I watched all four debates, and I was disappointed with how rarely environmental issues came up. I think Vice President Biden mentioned global warming, but President Obama was too busy touting America's oil production to even temper his speech with some we-shouldn't-suck-all-the-oil-out-of-the-Earth-without-some-stringent-safeguards-in-place caveats. He also professed his love for coal, and I assume all the mountaintop shearing off and pollution that comes with it. Considering the environment is my number-one voting priority, his ardor for energy production without so much as lip service to conservation was truly a letdown.
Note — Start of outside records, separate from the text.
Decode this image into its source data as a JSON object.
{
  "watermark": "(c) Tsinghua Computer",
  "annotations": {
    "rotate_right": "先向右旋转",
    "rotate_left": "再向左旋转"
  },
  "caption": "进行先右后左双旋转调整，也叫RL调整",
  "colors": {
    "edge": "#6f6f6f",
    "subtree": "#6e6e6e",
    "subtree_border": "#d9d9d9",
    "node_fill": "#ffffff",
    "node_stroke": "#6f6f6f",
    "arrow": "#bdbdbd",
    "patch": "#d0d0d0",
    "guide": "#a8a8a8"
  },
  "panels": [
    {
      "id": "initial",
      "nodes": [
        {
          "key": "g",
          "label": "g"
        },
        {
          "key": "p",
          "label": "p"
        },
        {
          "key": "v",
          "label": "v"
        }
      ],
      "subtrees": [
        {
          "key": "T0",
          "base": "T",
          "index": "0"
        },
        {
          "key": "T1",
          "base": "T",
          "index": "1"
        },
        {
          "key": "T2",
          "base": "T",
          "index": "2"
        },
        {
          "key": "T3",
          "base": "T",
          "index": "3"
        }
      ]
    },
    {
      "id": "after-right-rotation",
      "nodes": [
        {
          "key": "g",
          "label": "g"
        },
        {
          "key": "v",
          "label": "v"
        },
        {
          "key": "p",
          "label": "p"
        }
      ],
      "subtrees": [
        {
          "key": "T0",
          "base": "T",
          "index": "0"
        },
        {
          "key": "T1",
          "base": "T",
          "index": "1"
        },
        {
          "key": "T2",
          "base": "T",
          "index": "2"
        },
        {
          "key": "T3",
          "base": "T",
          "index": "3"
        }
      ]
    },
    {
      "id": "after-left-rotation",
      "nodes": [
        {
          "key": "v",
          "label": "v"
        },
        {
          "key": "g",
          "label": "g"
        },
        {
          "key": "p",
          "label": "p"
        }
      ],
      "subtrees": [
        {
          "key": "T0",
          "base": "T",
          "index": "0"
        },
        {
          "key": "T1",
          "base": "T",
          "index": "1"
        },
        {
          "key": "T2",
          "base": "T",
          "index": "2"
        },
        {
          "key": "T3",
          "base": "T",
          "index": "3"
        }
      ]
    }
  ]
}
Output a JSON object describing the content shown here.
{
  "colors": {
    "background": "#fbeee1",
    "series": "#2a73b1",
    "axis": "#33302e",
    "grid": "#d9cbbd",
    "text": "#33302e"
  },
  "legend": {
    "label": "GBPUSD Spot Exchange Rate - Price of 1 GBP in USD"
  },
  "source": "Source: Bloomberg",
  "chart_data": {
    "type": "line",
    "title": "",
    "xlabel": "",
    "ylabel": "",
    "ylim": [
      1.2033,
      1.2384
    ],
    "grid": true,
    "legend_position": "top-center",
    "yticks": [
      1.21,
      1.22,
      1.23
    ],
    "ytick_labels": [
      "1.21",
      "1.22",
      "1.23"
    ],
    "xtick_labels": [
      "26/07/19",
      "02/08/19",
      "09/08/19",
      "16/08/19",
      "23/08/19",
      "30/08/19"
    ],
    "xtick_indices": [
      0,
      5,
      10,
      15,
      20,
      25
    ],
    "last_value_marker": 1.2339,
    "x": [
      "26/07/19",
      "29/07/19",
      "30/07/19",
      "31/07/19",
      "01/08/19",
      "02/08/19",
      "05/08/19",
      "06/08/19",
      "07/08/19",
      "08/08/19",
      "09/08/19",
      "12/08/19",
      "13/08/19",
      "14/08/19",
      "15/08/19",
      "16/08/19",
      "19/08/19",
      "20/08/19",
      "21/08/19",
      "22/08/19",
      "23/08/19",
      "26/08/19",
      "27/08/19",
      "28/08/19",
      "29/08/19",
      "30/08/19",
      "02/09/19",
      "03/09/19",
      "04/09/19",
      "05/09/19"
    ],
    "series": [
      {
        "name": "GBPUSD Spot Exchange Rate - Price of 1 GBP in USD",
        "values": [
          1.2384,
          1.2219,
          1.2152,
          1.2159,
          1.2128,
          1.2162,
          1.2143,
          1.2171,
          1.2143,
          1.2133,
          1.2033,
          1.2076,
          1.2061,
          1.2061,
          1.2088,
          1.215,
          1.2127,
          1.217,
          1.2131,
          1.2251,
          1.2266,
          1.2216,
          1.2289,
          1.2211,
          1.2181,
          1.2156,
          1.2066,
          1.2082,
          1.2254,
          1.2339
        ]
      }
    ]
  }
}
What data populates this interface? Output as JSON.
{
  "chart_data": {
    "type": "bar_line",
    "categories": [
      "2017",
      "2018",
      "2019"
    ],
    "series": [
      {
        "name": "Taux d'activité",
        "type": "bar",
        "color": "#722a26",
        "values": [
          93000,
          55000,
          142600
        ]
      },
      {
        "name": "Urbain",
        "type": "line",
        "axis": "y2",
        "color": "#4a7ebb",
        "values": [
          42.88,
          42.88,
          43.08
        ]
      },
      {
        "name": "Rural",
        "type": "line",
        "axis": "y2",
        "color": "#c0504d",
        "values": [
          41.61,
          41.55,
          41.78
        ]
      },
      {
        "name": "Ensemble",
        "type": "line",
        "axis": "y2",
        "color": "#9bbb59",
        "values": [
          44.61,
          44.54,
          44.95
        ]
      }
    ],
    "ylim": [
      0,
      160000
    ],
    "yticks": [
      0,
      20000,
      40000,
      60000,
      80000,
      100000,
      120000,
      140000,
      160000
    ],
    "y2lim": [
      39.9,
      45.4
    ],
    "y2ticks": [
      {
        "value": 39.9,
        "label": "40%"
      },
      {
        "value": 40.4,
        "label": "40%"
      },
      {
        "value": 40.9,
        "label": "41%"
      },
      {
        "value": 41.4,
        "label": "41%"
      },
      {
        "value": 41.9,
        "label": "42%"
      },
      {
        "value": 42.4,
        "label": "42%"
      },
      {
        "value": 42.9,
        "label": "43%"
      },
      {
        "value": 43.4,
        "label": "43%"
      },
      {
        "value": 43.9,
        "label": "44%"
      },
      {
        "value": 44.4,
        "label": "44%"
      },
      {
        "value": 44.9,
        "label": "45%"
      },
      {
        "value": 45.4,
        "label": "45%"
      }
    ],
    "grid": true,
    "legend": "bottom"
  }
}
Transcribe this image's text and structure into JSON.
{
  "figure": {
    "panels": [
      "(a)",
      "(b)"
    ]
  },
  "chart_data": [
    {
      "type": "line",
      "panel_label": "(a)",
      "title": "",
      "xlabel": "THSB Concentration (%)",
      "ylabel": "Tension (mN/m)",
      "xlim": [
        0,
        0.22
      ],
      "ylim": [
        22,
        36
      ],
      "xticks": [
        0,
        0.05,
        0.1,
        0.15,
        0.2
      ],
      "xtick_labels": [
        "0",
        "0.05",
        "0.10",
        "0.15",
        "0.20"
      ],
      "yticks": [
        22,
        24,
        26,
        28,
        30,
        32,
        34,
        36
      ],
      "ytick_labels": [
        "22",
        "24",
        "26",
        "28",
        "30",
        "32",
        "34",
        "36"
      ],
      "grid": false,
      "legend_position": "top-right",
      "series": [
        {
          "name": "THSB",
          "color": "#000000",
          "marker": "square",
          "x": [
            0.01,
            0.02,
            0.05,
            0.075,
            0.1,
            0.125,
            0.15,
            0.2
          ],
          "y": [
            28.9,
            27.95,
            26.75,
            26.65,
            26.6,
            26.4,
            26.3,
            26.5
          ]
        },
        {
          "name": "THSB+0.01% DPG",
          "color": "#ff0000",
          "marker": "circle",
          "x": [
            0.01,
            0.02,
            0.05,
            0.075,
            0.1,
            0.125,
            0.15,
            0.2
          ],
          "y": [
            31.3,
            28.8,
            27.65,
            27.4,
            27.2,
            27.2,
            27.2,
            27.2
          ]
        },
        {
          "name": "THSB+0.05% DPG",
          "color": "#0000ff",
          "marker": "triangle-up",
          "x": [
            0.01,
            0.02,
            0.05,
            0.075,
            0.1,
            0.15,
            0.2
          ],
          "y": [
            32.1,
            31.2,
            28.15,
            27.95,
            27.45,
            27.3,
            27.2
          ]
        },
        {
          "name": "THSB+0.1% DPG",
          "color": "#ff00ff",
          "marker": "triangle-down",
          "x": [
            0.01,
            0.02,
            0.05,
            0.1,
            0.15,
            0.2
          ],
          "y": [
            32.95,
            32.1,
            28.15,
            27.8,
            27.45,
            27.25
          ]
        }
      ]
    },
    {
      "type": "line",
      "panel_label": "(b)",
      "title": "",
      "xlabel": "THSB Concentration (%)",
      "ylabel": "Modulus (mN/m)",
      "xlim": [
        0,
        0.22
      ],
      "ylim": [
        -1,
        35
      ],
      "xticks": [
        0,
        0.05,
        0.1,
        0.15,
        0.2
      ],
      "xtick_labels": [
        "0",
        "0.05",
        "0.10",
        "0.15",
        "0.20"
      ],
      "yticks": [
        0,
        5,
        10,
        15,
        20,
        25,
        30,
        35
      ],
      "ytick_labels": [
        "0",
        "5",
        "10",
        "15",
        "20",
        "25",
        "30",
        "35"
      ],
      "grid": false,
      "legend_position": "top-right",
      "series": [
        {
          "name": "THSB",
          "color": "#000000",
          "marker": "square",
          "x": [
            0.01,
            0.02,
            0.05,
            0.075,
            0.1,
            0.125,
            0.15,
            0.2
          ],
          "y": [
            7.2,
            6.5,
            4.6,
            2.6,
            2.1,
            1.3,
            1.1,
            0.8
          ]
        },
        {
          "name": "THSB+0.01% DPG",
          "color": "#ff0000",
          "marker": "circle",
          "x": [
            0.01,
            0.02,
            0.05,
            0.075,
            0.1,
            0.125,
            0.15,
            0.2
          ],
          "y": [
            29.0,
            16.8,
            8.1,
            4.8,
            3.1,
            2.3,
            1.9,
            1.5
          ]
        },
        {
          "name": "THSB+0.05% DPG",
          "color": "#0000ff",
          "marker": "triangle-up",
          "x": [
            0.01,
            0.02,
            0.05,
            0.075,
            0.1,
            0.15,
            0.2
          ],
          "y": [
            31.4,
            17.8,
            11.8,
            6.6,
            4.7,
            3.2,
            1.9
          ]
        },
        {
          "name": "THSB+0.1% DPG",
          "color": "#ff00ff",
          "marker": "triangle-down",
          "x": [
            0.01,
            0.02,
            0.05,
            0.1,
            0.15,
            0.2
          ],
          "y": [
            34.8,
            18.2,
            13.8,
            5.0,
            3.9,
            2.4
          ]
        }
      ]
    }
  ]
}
When it takes a Republican to bring global warming to the forefront of the political debate, you know we're in trouble.
Now that Obama has won another term, I'm holding my breath to see whether he will do right by Mother Nature. How many more Hurricane Sandys does the United States have to endure before we take the lead on climate change? How many more oceans polluted before we demand as much technology goes into preventing oil spills as does in extracting that oil from the Earth? And how can the Environmental Protection Agency do its job when the Obama Administration and Democrats in general won't enact or enforce laws that protect our air, land and water?
Today's environmental issues are massive and at times overwhelming. But that's no excuse for inaction. It's high time this President acknowledged the helping hand environment-conscious organizations and voters have given him and show this constituency that its calls for a greener shade of governing haven't gone unheeded.